Yet I can't be sure about here, either. For weeks, until Sunday, it was impossible to get a beer in most cities without having to watch the gnats move about on some soccer pitch in South Africa. And one could not but wince at the triumphalist displays of "multicultural" chauvinism, blocking one's progress on the road home -- the horns honking, the flags waving that are not our own. For soccer itself would be harmless if ignored; it is these "fans" who gratuitously enlarge the carbon footprint.
A Swedish acquaintance once explained why "ice hockey" (his term, not mine) is an infinitely superior team sport to soccer. He said, a hockey game that ends zero-zero will almost certainly have been a memorably exciting, brilliant and competitive affair. Whereas, a soccer match that ends zero-zero is almost certainly cataleptically boring and quite possibly fixed. He added that, "Most soccer games seem to end zero-zero."
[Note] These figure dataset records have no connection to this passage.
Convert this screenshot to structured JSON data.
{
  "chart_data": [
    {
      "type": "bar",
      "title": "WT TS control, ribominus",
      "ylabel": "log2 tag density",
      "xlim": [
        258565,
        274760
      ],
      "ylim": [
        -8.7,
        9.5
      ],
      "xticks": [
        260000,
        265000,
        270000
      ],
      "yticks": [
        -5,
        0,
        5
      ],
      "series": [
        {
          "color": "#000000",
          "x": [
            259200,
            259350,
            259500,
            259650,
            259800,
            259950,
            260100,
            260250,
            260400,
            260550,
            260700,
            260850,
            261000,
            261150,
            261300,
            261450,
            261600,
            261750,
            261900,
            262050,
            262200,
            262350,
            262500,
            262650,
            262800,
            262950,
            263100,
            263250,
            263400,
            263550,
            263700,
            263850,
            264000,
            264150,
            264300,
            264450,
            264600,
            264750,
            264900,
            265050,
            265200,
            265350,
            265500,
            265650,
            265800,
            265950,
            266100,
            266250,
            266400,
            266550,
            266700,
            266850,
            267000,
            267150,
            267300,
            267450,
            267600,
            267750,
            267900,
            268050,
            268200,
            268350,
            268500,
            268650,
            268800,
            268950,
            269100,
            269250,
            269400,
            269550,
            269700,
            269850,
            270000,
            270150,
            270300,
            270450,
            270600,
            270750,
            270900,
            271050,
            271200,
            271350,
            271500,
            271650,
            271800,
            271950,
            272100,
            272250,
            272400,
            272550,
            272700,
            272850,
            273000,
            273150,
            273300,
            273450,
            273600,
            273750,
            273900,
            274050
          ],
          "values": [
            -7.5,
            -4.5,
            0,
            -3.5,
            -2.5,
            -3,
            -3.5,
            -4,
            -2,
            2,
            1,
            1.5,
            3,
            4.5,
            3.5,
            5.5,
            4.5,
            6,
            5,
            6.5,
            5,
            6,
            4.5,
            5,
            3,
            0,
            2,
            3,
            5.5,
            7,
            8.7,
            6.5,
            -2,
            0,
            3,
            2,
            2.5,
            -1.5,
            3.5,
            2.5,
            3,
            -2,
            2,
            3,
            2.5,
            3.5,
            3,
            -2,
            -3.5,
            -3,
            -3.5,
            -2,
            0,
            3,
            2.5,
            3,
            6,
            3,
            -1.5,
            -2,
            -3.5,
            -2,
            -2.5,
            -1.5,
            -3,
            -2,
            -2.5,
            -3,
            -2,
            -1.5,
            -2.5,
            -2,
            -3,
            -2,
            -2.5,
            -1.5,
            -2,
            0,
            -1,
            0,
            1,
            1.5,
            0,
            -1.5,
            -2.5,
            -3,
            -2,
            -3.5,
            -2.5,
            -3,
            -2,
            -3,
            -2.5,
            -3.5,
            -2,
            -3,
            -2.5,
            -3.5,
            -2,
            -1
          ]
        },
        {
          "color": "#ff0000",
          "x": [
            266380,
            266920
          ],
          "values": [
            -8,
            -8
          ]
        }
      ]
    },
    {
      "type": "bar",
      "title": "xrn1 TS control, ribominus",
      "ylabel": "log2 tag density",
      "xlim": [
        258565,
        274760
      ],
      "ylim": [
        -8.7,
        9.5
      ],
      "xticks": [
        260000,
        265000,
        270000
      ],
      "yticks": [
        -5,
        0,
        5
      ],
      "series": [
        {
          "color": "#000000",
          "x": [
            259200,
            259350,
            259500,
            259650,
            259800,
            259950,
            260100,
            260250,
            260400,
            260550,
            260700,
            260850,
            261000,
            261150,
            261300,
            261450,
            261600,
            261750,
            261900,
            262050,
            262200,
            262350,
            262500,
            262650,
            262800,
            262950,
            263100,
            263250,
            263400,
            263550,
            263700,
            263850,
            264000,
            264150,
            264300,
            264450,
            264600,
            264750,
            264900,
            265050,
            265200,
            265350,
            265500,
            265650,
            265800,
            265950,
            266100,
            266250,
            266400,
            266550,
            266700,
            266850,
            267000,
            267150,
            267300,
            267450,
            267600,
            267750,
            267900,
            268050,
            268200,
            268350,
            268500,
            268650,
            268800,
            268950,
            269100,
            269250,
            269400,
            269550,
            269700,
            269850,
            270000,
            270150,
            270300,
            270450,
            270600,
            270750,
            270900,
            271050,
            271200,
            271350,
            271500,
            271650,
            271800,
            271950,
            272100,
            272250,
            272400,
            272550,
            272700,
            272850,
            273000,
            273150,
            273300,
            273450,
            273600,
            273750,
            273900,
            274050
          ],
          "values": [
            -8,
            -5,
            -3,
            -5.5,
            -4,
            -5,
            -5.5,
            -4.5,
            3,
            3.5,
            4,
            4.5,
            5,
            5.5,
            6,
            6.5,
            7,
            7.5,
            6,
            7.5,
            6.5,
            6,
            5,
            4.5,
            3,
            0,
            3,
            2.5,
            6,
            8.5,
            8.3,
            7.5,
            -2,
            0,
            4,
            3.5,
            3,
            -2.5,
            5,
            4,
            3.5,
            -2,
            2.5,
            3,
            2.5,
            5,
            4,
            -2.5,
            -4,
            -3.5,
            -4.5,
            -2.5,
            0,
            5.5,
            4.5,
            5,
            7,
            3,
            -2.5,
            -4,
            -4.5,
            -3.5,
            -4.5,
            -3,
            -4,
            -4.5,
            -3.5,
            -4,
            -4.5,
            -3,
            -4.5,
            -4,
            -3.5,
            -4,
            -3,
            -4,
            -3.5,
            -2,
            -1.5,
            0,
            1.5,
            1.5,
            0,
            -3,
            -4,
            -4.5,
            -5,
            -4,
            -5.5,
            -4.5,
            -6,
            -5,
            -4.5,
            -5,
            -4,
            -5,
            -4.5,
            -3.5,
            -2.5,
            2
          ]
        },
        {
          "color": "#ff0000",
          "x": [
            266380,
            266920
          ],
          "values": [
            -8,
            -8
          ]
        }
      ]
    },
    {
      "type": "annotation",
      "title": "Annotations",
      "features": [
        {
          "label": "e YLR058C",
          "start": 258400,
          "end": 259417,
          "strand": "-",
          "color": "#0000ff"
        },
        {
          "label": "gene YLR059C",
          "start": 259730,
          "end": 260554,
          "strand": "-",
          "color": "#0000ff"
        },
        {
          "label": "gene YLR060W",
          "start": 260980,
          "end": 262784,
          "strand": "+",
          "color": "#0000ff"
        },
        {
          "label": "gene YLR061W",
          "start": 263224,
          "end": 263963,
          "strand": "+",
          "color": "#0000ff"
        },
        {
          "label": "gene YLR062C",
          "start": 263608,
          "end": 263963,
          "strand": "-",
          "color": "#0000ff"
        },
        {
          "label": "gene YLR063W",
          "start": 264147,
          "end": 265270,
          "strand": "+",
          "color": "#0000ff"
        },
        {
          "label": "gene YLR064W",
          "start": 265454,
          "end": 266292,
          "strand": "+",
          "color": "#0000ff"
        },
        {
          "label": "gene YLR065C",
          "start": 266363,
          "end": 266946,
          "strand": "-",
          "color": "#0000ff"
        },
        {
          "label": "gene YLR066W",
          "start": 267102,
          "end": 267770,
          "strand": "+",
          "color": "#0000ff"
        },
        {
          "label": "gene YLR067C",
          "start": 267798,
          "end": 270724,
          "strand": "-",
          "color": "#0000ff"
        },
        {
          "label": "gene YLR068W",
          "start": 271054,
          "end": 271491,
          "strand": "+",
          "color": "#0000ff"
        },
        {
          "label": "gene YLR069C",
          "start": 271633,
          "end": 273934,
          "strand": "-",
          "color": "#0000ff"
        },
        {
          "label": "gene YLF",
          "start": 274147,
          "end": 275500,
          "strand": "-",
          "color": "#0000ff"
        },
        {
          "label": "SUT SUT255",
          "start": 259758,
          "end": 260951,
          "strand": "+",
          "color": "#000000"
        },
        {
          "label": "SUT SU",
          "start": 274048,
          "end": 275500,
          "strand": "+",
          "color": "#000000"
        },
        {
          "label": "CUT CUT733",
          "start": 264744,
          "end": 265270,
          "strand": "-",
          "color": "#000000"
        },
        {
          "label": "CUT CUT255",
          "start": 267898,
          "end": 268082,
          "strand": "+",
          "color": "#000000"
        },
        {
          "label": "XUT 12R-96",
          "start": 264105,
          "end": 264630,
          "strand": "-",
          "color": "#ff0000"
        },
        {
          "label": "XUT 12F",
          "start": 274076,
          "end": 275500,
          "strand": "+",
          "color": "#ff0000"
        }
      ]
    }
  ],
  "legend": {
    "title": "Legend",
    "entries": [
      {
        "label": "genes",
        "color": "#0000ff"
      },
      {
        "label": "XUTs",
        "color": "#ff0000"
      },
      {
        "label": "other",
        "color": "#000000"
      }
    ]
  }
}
And indeed, if an octopus in a German aquarium could successfully predict the result of all eight World Cup matches on which he was consulted -- the evidence for this has been captured on YouTube and is not refutable -- why would anyone bother to watch?
I made my own, almost equally successful predictions, by working from a very simple tactic. I long ago discovered that any professional sports team I supported immediately crashed out of anything like a playoff. So, before each elimination match, I resolved to support the team whose fans would make more noise on our streets afterwards, thus guaranteeing that they would lose.
And while I have to admit I was not rewarded with a final between New Zealand and Switzerland, I will claim credit for crashing out Italy, France, Portugal, Argentina, and Brazil along the way.
I must take credit for the final match, too. I was going to root for Spain, thus assuring a Netherlands victory, but on public transport earlier was annoyed by a bunch of orange-shirted Dutch hooligans, so decided to root for them instead.
It was a very ugly match, that might have ended in penalties had a referee not interceded with the red card, in extra time, that was required to finally cripple the Dutch defence. Really one should watch just the referees, in soccer. They're the ones who decide who will win, when the teams can't agree between themselves how to fix it.